In fact, it was through NAM that we operated to counter the efforts to expand the UN Security Council by including just Germany and Japan as permanent members. NAM submitted its own proposal and ensured that no quick fix was permitted.
NAM is particularly important in elections at the UN, including the possible identification of new permanent members of the Security Council.
No NAM country may agree to isolate Pakistan, but the NAM forum will be an effective instrument to project our anti-terrorist sentiments.
India’s current foreign policy- a shift from past
Why such shift?
India seeks to balancethe benefits and risks of an increasingly assertive neighbour (China) and a network of alliances with like-minded countries.
China’s rise and assertiveness as a regional and global power and the simultaneous rise of middle powers in the region mean that this balancing act is increasing in both complexity and importance, simultaneously.
China’s growth presents great opportunities for positive engagement, but territorial disputes and a forward policyin the region raise concerns for India, particularly in the Indian Ocean and with Pakistan.
Forward policy= a foreign policy doctrine applicable to territorial disputes where emphasis is placed on securing control of disputed areas by invasion and annexation or creating a buffer state.
The region itself is riddled with rivalries; a desire to balance China may push states together, while other issues divide them. The same applies on the global level as noted by the unpredictability in Sino-US relations.

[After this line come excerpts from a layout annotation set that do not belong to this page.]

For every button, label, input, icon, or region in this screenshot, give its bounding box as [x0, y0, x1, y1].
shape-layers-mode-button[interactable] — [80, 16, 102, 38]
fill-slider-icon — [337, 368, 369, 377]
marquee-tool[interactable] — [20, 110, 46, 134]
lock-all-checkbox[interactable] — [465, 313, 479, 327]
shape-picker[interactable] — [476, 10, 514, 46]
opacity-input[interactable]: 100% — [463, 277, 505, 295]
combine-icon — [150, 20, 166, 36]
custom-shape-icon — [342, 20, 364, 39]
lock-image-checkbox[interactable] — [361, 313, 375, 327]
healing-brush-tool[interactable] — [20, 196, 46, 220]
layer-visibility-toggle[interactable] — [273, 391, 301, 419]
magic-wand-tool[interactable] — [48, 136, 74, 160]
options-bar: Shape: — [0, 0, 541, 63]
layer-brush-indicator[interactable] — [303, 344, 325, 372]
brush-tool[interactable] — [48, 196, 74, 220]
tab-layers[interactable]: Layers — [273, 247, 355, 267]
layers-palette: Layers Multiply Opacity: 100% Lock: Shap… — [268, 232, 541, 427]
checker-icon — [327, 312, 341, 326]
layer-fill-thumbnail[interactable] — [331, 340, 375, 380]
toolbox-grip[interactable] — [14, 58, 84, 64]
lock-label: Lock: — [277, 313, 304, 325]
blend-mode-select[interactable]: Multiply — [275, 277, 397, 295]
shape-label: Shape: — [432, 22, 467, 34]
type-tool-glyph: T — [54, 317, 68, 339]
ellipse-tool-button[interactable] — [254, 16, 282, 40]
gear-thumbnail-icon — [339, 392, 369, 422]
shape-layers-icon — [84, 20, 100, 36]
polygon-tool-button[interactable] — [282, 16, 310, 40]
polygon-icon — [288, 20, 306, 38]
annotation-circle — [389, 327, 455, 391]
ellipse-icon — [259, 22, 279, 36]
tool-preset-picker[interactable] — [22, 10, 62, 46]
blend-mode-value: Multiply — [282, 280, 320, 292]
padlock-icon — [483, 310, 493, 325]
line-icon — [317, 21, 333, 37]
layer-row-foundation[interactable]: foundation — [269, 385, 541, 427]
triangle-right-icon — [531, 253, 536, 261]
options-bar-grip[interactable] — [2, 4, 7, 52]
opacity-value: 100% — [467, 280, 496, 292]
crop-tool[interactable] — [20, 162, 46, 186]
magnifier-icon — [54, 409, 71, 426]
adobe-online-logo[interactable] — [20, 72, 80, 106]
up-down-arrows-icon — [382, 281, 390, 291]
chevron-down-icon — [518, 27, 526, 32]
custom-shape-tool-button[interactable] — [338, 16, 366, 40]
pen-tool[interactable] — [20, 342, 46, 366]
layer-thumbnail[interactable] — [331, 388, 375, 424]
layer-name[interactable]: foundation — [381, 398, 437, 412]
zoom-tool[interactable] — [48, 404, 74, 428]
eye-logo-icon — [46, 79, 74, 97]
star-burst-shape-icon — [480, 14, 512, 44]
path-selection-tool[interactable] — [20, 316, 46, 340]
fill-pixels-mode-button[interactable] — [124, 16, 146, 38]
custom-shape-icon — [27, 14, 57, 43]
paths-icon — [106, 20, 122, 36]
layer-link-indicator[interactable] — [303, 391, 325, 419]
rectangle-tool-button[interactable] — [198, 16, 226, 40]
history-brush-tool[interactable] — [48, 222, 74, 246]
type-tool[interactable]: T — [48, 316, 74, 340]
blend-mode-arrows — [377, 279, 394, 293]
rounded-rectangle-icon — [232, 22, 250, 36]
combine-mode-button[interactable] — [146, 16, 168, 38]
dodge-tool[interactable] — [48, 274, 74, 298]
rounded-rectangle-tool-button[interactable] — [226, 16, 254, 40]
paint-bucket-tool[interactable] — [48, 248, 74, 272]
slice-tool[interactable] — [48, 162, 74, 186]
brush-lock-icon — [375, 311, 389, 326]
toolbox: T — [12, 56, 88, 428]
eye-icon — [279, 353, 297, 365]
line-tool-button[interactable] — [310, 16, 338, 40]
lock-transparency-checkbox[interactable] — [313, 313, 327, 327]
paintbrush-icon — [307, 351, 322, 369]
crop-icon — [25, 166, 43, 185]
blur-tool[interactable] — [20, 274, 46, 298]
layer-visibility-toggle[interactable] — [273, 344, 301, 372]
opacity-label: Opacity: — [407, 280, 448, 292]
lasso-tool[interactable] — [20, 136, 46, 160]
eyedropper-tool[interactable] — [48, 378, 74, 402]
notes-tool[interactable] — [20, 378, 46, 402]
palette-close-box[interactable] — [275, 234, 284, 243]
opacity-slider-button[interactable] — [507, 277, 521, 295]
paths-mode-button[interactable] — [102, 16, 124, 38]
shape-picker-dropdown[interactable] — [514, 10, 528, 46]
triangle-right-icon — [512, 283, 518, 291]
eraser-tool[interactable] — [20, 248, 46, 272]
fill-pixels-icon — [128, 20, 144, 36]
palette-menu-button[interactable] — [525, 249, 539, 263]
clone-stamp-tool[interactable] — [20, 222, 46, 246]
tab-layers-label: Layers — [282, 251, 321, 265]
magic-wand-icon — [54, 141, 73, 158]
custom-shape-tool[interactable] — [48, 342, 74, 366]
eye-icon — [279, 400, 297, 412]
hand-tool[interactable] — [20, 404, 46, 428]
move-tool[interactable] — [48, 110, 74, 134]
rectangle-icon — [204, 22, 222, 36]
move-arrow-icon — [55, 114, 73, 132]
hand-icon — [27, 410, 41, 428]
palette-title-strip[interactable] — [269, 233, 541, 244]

The decision to say farewell to NAM is very much in keeping with the new transactional nature of the foreign policy we are developing. NAM was a part of our larger vision for the world, but today it is seen as inconsequential to our present preoccupations. This transformation will not be lost on the world community.
Connecting the dots:
Is a shift in India’s foreign policy approach with respect to non-alignment significant? Critically analyse
India’s non-alignment policy gave it an independent foreign policy. With multi-alignment, India’s strategic and autonomous foreign policy faces threat. Do you agree? Examine.